Oliver Kite had his first heart attack at 35 and was dead at 48 - a tragically short life. He was retired from the Army in 1965 due to ill health and spent the rest of his life as a naturalist, TV film maker and professional fisherman. In this book on the Netheravon-style of nymphing, he describes very clearly the characteristics of the six groups of nymphs that he identified and they are illustrated with splendid line drawings, some full-page size.

The book is well illustrated with a selection of black and white and good colour photographs, including flies Kite designed tied by such well-known tiers as Oliver Edwards, Charles Jardine and John Goddard as well as some of Kite's own tyings. Interestingly for someone so keen and devoted to nymph fishing, he designed more dry flies than nymphs - the Bare Hook nymph and the New Forest Stream nymph. Perhaps the answer to the unasked question is that he claimed to use only one pattern - the Sawyer Pheasant Tail nymph - but in a range of sizes. A chapter at the end of the book covers the flies of and those associated with Kite and includes recipes and tying instructions.

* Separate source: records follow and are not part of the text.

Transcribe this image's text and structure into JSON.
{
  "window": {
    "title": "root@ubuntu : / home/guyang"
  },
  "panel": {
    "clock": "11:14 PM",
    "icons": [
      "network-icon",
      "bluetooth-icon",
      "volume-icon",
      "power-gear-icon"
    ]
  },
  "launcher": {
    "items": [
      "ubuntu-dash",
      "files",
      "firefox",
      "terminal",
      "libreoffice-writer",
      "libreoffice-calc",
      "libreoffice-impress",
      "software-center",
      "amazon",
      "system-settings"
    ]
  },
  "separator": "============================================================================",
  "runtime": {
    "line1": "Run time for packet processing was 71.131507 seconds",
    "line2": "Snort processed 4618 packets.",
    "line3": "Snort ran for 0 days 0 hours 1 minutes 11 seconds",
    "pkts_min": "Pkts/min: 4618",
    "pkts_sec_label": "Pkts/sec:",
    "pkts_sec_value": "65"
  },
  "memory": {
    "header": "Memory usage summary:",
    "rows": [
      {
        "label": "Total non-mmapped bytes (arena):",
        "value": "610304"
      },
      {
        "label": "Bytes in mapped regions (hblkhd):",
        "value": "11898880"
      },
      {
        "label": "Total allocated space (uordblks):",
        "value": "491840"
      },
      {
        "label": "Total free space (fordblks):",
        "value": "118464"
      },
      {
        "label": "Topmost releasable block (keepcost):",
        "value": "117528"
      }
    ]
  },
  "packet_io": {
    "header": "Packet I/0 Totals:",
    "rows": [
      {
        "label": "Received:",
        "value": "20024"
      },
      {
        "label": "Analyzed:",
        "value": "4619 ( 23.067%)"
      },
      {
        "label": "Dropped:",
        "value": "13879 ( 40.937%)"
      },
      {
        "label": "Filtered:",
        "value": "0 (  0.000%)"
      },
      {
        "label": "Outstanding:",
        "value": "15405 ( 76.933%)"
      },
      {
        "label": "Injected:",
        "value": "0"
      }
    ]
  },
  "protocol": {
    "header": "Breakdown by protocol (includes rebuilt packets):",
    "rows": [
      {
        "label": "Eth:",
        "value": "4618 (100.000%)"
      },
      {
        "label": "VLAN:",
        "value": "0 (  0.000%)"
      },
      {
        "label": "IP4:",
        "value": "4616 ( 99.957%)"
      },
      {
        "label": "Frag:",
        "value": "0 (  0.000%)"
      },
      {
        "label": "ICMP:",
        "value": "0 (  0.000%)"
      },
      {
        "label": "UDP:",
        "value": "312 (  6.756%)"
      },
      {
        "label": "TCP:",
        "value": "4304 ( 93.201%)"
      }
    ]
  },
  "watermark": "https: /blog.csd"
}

Some aspects of the book are dated - and obviously so - but they do not detract from the book's real value to all nymph fishermen today, including stillwater and grayling anglers - he could never resist the challenge of a well-educated grayling! Kite was firmly of the opinion that the key to "successful nymph fishing is primarily dependent on the life-like employment of the artificial by the angler". Chapter three contains much good advice on when to fish the nymph and stresses the importance of observation.

The first five chapters cover the technical aspects of nymph fishing and these are followed by chapters covering practical aspects and problems encountered and how to overcome them. One point that comes out very clearly is the importance of accurate casting.

One of the many good things about this book is that it does have its own style. In a chapter called A Wet Morning on the Upper Avon, Kite writes: "Nymph fishing, I think, may be likened to deer stalking. The cast, like the actual shot, should be no more than the coup de grace. The hard work, both the physical effort involved in the approach and the mental preparation which precedes it, is mostly done beforehand. The nymph fisher, however, has one great advantage over the stalker. Whereas the latter's hands are tied, in that his shot must take one particular trajectory, and one only, from the point at which it is fired, the nymph fisher can put his artificial almost anywhere within reasonable reach of the trout and persuade his quarry to come and get it."

Although the supporting information is of interest, it still does not stop me, as a keen book collector, from wanting to buy a first edition of this excellent book.

Nymph Fishing in Practice by Oliver Kite. Introduction and Notes by Robert Spaight. Published by Swan Hill Press at £19.95. Hardback 208 pages.